E uma dessas principais tendências que seguirá em alta é a busca por veículos sustentáveis. A eletrificação continuará sendo o principal motor de mudança, com uma previsão de aumento significativo na participação dos veículos elétricos, não apenas no Brasil, mas em mercados globais.

Isso ocorre devido à redução nos custos de produção de baterias e ao avanço da infraestrutura de carregamento. No Brasil, o crescimento do segmento tem sido impulsionado por incentivos fiscais e subsídios que tornam as soluções híbridas e elétricas mais acessíveis ao consumidor.

Além disso, a busca por sustentabilidade permeia todos os aspectos da vida moderna, inclusive a mobilidade urbana.
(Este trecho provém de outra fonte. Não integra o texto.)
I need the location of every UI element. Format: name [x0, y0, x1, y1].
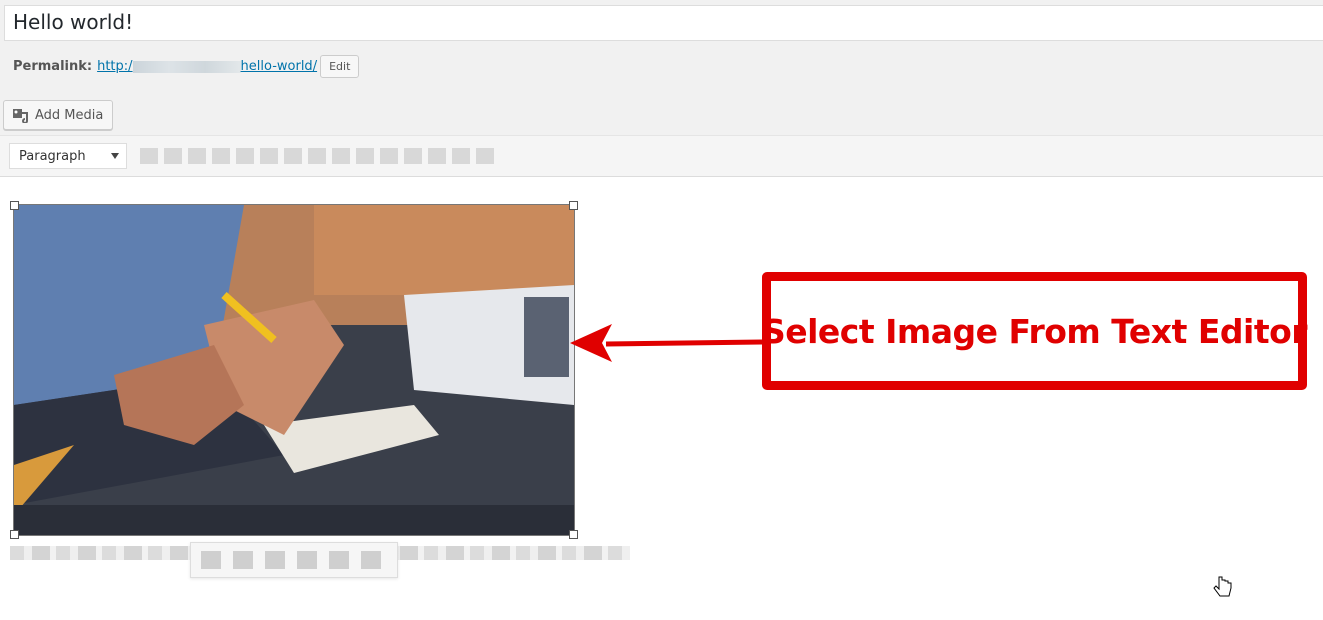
image-inline-toolbar: [190, 542, 398, 578]
blockquote-icon[interactable]: [236, 148, 254, 164]
numbered-list-icon[interactable]: [212, 148, 230, 164]
hand-cursor-icon: [1213, 576, 1232, 597]
permalink-row: Permalink: http:/ hello-world/ Edit: [13, 55, 360, 78]
permalink-url-blurred: [132, 60, 241, 73]
italic-icon[interactable]: [164, 148, 182, 164]
selected-image[interactable]: [10, 201, 578, 539]
permalink-label: Permalink:: [13, 59, 93, 74]
unlink-icon[interactable]: [356, 148, 374, 164]
text-tab-icon[interactable]: [452, 148, 470, 164]
align-left-icon[interactable]: [260, 148, 278, 164]
align-none-icon[interactable]: [297, 551, 317, 569]
bold-icon[interactable]: [140, 148, 158, 164]
annotation-callout: Select Image From Text Editor: [761, 272, 1308, 390]
permalink-url-start: http:/: [97, 59, 133, 74]
format-select[interactable]: Paragraph: [9, 143, 127, 169]
align-left-icon[interactable]: [201, 551, 221, 569]
format-select-value: Paragraph: [19, 149, 86, 164]
chevron-down-icon: [111, 153, 119, 159]
permalink-url-end: hello-world/: [240, 59, 318, 74]
align-right-icon[interactable]: [308, 148, 326, 164]
toolbar-toggle-icon[interactable]: [428, 148, 446, 164]
visual-tab-icon[interactable]: [476, 148, 494, 164]
editor-toolbar: Paragraph: [0, 136, 1323, 177]
read-more-icon[interactable]: [380, 148, 398, 164]
edit-icon[interactable]: [329, 551, 349, 569]
bullet-list-icon[interactable]: [188, 148, 206, 164]
resize-handle-tr[interactable]: [569, 201, 578, 210]
permalink-link[interactable]: http:/ hello-world/: [97, 59, 317, 74]
resize-handle-tl[interactable]: [10, 201, 19, 210]
post-title-input[interactable]: Hello world!: [4, 5, 1323, 41]
resize-handle-bl[interactable]: [10, 530, 19, 539]
photo-image: [14, 205, 574, 535]
toolbar-icons: [140, 148, 494, 164]
fullscreen-icon[interactable]: [404, 148, 422, 164]
remove-icon[interactable]: [361, 551, 381, 569]
align-center-icon[interactable]: [233, 551, 253, 569]
add-media-icon: [12, 107, 30, 124]
link-icon[interactable]: [332, 148, 350, 164]
align-right-icon[interactable]: [265, 551, 285, 569]
add-media-label: Add Media: [35, 107, 104, 123]
align-center-icon[interactable]: [284, 148, 302, 164]
add-media-button[interactable]: Add Media: [3, 100, 114, 130]
permalink-edit-button[interactable]: Edit: [320, 55, 360, 78]
annotation-arrow: [570, 324, 763, 362]
annotation-text: Select Image From Text Editor: [761, 311, 1308, 351]
resize-handle-br[interactable]: [569, 530, 578, 539]
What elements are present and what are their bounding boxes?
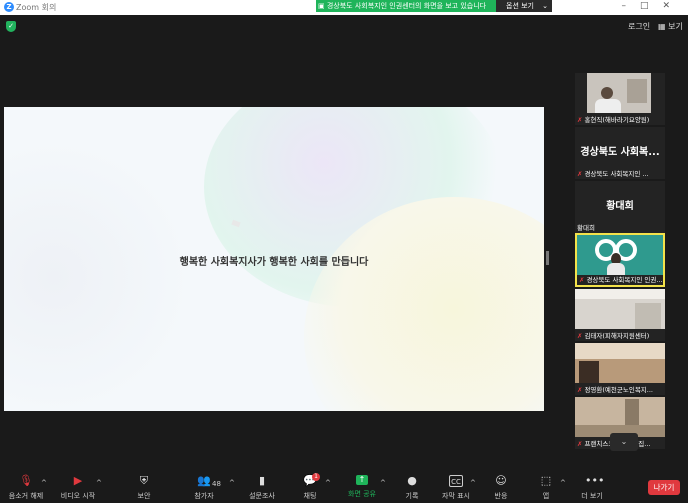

A produção de veículos elétricos tornou-se mais limpa, com o uso de materiais recicláveis, consolidando a responsabilidade ambiental como um diferencial competitivo.

Apesar das transformações tecnológicas, uma coisa não mudará em 2025: o foco na experiência do cliente. As empresas que conseguem oferecer atendimento excepcional, simplificar processos e garantir um suporte eficiente sairão na frente, conquistando a fidelidade de seus consumidores.

No Grupo Mônaco, valorizamos essa conexão desde a nossa fundação, na década de 1970. Meu pai, Armindo Denardin, ao inaugurar nossa primeira concessionária em Altamira, no Pará, chamava seu empreendimento de “Casa de Amigos”. Esse espírito de proximidade e atenção personalizada, seja para fechar um negócio ou apenas para receber bem quem nos procura, é um legado que mantemos até hoje.

O futuro do mercado automotivo não é apenas sobre tecnologia; é sobre como utilizamos essa tecnologia para melhorar vidas e gerar um impacto positivo no planeta. No Grupo Mônaco, estamos comprometidos em liderar essa transformação, com inovação, excelência e uma visão estratégica que priorize nossos clientes, colaboradores e parceiros.

2025 será um ano para acelerar. Estou confiante de que estamos prontos para essa jornada, que promete grandes conquistas e novas possibilidades para montadoras, concessionárias e, principalmente, para nossos clientes. Que venha o novo!